Staring at his backyard all winter, Ricky Brar was counting down the days until he could start his big landscaping projects — but the pandemic has made his wait longer.
Brar wanted to get work done on his yard last year, but the snowfall and early cold weather made him hold off on the projects until this year. He made calls to contractors but, once the pandemic began and everyone was told to stay home, the phones of landscaping businesses were ringing non-stop.
"We had to look at that eyesore in our backyard for the whole winter season, so we were looking forward to spring coming and we wanted to get it done ASAP but then we were hit with the pandemic," said Brar. "You are kind of just brainstorming and imagining what the yard should be looking like and when it’s not looking like that you get kind of frustrated."
He lives in a newer development and has major landscaping projects on the go. He’s getting privacy walls, decks, a fire pit, a pond with a waterfall and a gate at the front of the property.
Brar said he hears tractors and Bobcats driving throughout his community. He estimated that about half of the people on his street are currently getting landscape work done.
Landscapers in the city said the increased business could be because people are staying at home and want to fix their yard up, or people who normally travel have extra money to spend.
"One guy that I was talking to last week, he was very clear. He said him and his partner like to travel a lot, they go on trips at least three or four times a year, but they’re not doing that," said Dwayne Regehr, owner of Earthworks Landscaping. "They have this significant chunk of cash that usually goes to other things that is now in their budget and they say they’re just going to redirect that into the yard."
Earthworks Landscaping is a small business with five employees. Regehr said their business has increased about 10 per cent, but they’re receiving double the phone calls.
Regehr said they’re currently booking into September, meaning customers will have to wait three months before Earthworks starts their home project.
Tony Phee, the owner of PricePoint Tony, said he’s been experiencing a jump in business too.

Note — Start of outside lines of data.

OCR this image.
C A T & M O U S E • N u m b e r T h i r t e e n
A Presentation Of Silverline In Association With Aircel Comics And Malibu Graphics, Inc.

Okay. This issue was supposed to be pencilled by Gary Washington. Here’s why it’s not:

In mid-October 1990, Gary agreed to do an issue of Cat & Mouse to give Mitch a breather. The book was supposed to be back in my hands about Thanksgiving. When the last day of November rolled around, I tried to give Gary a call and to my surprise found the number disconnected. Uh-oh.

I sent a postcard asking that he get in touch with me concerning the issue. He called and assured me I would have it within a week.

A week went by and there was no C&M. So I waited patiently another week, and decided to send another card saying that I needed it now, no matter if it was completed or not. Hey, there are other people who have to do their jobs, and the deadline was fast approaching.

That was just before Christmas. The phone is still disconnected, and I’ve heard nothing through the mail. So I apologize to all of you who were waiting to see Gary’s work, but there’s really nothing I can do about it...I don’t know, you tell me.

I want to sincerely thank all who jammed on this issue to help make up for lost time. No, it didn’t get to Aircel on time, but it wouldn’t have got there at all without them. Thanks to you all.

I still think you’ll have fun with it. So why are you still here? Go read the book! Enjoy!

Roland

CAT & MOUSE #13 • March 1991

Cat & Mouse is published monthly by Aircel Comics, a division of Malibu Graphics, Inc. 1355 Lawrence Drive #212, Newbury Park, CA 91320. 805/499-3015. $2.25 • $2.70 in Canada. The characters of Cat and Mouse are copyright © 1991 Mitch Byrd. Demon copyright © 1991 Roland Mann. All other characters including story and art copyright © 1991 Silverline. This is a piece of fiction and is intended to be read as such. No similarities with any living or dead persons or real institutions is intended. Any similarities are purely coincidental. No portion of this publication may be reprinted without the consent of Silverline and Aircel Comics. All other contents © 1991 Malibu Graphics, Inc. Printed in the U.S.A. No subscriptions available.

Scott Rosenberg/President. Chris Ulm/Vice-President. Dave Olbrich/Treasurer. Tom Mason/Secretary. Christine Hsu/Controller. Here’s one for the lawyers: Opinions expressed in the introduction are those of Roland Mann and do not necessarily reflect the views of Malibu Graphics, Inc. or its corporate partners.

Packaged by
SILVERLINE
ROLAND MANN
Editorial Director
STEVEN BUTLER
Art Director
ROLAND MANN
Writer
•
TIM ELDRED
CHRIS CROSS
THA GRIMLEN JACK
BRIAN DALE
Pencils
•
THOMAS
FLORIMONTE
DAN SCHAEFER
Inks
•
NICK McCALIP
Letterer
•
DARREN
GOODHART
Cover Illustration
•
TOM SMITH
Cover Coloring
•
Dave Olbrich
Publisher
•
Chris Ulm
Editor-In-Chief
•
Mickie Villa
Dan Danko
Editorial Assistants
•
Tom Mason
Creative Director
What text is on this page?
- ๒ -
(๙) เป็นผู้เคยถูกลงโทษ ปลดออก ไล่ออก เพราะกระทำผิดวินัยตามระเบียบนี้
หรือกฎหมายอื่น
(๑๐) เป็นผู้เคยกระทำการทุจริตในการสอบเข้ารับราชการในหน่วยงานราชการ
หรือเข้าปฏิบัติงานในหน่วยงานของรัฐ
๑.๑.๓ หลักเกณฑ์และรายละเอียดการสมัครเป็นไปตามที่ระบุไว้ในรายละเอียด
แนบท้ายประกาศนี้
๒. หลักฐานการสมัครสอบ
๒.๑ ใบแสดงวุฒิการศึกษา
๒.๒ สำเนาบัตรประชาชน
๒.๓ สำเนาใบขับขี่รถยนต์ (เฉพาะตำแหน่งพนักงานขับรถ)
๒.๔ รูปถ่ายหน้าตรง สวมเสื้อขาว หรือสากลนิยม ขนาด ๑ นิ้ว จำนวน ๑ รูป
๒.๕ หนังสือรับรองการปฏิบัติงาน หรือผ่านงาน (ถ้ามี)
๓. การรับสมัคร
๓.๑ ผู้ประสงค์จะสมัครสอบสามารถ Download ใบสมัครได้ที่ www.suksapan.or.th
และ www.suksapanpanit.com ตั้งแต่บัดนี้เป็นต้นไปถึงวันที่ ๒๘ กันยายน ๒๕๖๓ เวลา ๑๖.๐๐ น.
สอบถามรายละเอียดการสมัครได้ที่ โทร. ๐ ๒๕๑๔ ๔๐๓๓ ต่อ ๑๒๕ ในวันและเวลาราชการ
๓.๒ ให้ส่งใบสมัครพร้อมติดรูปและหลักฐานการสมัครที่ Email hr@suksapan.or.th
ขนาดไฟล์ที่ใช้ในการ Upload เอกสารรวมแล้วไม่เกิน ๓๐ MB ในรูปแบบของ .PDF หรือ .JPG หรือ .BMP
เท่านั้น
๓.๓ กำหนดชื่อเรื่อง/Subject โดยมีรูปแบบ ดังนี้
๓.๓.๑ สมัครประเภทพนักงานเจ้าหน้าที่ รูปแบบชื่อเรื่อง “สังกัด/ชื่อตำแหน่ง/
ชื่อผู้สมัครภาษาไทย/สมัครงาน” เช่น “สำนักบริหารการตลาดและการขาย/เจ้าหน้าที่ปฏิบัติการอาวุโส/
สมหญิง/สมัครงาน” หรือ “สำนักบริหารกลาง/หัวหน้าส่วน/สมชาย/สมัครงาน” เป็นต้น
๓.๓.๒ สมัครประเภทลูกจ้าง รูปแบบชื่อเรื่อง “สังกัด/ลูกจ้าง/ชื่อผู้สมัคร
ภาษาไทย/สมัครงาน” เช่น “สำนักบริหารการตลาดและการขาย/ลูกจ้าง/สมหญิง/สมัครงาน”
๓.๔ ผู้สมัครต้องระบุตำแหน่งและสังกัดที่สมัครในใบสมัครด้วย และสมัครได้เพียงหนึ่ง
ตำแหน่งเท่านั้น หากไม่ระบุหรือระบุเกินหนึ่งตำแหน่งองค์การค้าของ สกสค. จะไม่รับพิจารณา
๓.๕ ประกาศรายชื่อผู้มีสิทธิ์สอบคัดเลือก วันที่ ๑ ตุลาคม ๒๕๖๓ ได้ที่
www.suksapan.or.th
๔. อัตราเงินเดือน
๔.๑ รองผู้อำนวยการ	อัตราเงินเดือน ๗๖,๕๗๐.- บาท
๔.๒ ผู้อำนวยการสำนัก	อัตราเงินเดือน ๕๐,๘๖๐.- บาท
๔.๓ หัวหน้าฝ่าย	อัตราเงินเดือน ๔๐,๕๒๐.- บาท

"This year, I’ve noticed a significant increase, as much as 30-to-35 per cent in particular with my landscaping and fencing teams," said Phee.
PricePoint Tony’s landscaping division has six people, but Phee also has 15 other staff and 32 support vendors to help with interior and exterior renovations. The company has been running for six years and this has been the busiest year, with wait times of approximately 30 days.
Phee said landscaping and fencing has been popular this year because people seem to want their privacy.
"The security and safety of their yard seems to be a pretty big priority this year," said Phee. "That’s why a lot of fences are being built, in particular people are requesting six-foot fences."
Six feet is the highest a backyard fence can legally be built in the city, and Phee said a lot of his customers want privacy in their backyard since they’re home more, or for the security from thieves.
The demand for landscaping is high, but Phee said it’s not the only reason wait lists are longer this year.
"We are definitely following safe practices during COVID, and as a result of that there are some projects that are requiring a little more time than what normally would be required of a job like that," said Phee.
Phee said his team always has hand sanitizer on site, they socially distance from their clients and team members, they wear gloves and, in circumstances where they have to be close to each other, they wear masks.
Phee expects his waiting time to get longer in July and August. Both Regehr and Phee said they will be busy well into the fall.
"I never would have imagined it. I say it jokingly, but I guess there’s some truth to it – the pandemic has been very good for the landscaping business," said Regehr.